Where will the winds blow the party next?
The Liberal Party has long operated on the left side of the political spectrum, but it has also long displayed a willingness and an ability to shift with the prevailing political winds. That’s how a party gets from Mackenzie King (famously cautious) to Lester B. Pearson (famously active) to Jean Chrétien (famously balanced the federal budget) to Justin Trudeau (famously didn’t).
In word and deed, Trudeau moved the Liberal Party further to the left than it had been under his immediate predecessors. To some extent that might have been dictated by the pre-eminent concerns of the moment. But long before Trudeau was compelled to resign, it was possible to see how the party might change tack again, even if only slightly, in his wake.
Trudeau’s Liberals were widely viewed as being primarily focused on things like inequality, wealth redistribution, social programs, climate change and reconciliation. And so it would be unsurprising if the race to choose Trudeau’s successor saw some push to focus on things that he was accused of not paying enough attention to — like economic growth and fiscal discipline.
In her resignation letter to the prime minister, Freeland emphasized a difference of opinion over how much the government was spending. And in his campaign launch last week, Carney voiced the concern that the Trudeau government had let its “attention wander from the economy too often.”

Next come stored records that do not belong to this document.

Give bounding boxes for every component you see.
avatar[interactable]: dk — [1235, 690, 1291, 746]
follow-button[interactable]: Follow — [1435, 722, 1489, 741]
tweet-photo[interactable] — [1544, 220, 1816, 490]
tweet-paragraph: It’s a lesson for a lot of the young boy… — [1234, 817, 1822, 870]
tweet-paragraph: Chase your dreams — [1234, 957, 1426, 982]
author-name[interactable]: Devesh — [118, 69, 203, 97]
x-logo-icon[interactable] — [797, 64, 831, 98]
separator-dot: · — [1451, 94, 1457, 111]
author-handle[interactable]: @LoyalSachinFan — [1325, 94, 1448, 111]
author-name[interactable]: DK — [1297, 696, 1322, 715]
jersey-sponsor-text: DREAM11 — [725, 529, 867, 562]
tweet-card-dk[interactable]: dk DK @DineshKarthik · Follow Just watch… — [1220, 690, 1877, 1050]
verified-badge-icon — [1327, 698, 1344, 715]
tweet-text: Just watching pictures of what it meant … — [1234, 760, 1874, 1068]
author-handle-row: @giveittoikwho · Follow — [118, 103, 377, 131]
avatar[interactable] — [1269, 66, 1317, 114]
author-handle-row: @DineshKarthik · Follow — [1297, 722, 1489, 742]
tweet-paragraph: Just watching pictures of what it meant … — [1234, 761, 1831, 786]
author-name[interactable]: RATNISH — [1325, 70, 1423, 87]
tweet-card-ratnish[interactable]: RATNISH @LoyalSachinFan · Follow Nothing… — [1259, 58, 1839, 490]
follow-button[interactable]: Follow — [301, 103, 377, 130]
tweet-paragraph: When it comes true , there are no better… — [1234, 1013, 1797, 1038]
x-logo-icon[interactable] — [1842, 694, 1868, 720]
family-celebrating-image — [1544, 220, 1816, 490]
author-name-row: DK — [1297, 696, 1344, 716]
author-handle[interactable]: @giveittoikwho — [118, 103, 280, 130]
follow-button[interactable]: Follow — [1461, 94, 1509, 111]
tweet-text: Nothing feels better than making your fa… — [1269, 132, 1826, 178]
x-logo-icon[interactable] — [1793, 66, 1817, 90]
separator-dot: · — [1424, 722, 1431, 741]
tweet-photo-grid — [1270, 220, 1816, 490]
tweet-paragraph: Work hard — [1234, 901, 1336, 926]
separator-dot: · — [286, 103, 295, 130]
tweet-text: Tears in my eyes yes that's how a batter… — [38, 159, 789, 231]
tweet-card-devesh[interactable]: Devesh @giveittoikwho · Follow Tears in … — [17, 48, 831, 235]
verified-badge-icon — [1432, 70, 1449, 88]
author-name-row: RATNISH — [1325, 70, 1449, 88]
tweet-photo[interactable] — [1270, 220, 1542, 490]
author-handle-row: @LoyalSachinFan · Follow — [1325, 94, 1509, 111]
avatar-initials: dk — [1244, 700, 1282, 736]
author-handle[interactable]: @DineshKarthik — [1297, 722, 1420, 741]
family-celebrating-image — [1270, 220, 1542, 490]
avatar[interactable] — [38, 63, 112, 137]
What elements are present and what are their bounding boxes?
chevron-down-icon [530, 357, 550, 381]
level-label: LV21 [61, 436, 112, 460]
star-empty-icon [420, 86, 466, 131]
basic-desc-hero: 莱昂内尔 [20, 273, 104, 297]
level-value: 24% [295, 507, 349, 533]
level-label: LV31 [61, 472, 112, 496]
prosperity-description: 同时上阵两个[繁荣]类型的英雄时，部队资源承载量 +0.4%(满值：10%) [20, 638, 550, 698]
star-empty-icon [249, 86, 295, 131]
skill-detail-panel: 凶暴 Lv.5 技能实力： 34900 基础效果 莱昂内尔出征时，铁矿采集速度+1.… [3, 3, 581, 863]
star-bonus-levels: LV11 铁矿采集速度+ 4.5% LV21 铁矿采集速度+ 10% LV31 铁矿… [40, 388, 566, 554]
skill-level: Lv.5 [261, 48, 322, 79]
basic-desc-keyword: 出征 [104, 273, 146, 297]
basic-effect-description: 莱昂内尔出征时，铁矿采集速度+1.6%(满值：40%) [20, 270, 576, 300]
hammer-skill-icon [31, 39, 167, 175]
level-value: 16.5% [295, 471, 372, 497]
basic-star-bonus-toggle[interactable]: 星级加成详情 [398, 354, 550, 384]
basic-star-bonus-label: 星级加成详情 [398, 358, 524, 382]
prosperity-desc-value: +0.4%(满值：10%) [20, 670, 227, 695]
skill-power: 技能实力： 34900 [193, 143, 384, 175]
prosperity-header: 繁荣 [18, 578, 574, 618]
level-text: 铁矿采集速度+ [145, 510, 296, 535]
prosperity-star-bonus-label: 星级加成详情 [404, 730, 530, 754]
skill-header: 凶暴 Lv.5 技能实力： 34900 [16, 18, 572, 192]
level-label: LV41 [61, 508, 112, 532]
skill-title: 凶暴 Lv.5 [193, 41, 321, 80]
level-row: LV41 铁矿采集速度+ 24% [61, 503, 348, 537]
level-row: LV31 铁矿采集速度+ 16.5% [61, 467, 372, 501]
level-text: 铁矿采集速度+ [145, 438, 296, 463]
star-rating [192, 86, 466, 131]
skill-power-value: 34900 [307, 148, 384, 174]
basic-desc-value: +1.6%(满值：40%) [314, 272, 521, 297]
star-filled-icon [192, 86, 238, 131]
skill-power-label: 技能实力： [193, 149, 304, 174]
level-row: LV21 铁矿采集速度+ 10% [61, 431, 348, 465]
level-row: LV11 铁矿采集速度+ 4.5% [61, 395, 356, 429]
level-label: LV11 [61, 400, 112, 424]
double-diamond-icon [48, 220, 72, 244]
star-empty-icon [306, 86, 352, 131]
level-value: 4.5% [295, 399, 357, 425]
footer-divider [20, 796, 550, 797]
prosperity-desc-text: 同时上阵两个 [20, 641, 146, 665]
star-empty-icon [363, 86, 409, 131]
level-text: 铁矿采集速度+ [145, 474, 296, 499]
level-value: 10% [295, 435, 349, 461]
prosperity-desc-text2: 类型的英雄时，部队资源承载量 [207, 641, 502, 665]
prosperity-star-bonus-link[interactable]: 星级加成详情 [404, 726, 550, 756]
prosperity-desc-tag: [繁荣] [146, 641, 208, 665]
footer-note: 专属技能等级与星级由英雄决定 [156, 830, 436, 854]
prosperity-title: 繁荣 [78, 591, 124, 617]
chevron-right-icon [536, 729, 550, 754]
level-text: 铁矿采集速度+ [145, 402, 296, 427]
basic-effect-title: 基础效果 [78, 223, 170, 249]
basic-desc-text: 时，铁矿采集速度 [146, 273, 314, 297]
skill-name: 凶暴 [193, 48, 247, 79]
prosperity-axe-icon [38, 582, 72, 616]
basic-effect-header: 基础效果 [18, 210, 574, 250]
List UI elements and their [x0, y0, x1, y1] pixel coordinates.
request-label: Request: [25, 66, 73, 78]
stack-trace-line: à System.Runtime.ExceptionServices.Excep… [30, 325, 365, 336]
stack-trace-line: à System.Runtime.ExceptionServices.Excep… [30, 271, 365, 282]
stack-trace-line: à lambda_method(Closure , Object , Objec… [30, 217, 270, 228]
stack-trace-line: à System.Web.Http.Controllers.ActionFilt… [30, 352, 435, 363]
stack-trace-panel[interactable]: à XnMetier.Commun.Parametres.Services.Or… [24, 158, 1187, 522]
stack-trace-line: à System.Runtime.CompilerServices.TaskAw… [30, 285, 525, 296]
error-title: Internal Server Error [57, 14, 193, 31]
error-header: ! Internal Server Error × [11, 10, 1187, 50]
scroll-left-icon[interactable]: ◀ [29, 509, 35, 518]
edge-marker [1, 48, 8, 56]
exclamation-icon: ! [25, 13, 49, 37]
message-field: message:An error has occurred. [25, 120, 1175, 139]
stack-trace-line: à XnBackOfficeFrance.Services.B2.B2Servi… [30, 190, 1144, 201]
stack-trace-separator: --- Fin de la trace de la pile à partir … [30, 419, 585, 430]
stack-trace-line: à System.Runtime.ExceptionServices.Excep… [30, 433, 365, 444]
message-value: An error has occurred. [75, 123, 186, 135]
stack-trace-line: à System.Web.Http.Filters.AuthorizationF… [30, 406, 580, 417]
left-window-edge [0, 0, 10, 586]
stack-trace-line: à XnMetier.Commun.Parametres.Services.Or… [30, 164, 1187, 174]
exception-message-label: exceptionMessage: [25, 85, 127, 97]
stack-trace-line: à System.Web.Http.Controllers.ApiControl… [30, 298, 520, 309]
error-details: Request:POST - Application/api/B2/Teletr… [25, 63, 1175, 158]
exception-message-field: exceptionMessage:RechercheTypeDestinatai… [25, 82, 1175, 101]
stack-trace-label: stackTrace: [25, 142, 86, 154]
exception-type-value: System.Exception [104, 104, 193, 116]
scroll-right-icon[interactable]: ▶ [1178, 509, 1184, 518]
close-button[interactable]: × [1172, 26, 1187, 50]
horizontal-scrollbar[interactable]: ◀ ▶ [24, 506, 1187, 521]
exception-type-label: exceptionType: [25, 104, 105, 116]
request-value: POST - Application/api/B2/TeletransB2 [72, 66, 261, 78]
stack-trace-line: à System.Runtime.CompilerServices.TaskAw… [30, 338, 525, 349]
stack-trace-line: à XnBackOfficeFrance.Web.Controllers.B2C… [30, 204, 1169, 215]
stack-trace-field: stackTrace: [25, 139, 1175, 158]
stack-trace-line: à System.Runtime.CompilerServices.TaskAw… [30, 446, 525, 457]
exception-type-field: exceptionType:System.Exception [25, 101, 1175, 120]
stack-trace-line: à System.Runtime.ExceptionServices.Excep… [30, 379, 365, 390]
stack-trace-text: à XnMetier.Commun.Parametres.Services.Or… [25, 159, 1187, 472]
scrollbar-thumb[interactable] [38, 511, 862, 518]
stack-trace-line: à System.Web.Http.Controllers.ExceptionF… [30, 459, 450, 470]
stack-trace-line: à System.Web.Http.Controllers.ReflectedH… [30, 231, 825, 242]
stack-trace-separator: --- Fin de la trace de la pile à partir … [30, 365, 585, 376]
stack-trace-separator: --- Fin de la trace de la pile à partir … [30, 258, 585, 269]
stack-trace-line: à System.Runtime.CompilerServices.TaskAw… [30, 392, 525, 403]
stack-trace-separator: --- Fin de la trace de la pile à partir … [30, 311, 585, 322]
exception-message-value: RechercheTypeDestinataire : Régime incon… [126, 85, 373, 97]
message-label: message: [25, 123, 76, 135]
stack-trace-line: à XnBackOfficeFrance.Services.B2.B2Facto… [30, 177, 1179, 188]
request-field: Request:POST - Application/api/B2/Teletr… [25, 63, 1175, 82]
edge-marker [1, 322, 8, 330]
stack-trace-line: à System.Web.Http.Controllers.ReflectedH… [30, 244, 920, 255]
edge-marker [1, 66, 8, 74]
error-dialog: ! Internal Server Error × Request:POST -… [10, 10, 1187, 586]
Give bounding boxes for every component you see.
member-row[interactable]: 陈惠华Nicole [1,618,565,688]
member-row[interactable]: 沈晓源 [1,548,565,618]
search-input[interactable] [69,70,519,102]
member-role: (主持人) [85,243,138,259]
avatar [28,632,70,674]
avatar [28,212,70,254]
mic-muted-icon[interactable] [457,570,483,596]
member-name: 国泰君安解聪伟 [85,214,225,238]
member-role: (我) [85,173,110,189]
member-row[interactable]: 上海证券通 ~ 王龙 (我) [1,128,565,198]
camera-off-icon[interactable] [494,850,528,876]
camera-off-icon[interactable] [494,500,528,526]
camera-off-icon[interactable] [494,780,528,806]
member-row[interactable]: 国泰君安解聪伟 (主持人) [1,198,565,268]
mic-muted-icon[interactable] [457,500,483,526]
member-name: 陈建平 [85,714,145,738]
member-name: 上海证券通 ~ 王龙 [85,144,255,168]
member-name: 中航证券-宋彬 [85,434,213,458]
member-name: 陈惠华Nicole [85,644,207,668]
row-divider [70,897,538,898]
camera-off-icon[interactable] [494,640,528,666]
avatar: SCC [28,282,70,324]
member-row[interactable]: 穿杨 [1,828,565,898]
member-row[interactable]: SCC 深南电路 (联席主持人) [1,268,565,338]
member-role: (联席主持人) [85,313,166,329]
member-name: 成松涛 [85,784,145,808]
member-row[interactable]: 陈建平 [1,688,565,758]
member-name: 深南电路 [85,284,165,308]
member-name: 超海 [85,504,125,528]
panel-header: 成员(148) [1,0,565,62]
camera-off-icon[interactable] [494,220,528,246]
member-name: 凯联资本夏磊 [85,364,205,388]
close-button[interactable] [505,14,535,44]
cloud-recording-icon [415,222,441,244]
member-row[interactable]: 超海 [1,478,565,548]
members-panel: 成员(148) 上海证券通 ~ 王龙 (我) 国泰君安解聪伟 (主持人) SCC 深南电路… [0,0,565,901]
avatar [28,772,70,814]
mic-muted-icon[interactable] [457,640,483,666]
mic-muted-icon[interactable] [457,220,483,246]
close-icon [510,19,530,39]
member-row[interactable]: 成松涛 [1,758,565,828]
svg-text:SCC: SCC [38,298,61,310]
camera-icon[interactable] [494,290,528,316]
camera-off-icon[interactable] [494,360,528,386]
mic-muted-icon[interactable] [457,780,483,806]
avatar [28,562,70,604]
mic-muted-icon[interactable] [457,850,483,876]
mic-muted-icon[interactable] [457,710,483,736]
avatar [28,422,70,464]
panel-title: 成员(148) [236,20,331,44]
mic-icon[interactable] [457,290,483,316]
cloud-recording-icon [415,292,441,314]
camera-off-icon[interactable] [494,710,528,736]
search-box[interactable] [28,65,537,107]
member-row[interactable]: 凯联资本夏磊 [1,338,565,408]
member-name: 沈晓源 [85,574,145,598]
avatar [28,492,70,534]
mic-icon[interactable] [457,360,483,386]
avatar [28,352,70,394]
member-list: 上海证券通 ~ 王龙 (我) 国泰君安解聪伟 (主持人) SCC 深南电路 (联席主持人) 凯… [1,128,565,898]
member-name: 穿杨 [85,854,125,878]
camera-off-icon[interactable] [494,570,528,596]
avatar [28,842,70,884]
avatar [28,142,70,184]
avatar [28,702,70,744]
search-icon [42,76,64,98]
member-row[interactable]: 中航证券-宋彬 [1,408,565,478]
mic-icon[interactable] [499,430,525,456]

A turn toward such issues would fit with both the elite discourse of the moment (rarely, if ever, has so much attention been paid to Canada’s GDP per capita) but also with the prevailing political trend (the Liberals have largely lost voters to the Conservatives). A new focus on classic economic concerns might also align with the most immediate threat to the country: Donald Trump’s trade policies.
But either way, the details will matter.
If not a capital gains increase, then what?
Killing the carbon tax might have been politically necessary (or inevitable), but it also leaves a hole in Canada’s existing plan to reduce greenhouse gas emissions. How will the Liberal leadership contenders address that gap?
Abandoning the capital gains changes might seem easy enough, but the federal government also expected the move to increase federal revenues by $19.4 billion over the next five years. Would the candidates replace that revenue or try to make do without it?
But reforming capital gains wasn’t touted only as a way to raise revenue to pay for things like dental care. It was also said to be about economic inequality and re-balancing an unfair tax system.
On her way into a Liberal caucus meeting in Ottawa on Thursday, Toronto MP Chrystia Freeland says her focus while running to be the next party leader is reviving its grassroots and making its processes more democratic.
“In addition to the fiscal cost [of scrapping the capital gains changes], there should be some caution politically … because the question will be: do you put something else in the window that speaks to progressives?” Tyler Meredith, a former senior policy adviser in the Trudeau government, warned on the Race to Replace podcast this week (he was speaking before it became clear that all of the front-runners would reverse the changes).
“Because I think from an income and a wealth inequality perspective, we have to be careful about also leaving ourselves exposed to the NDP.”
The Liberal Party’s biggest concern right now might be closing the gap with the Conservatives. But it also owes a fair bit of its success in the last three elections to progressive policies and winning progressive votes — on issues like climate change and reconciliation.
And if there was a moral imperative last April to build a more equal society, it’s hard to imagine that even Donald Trump can render that principle moot now.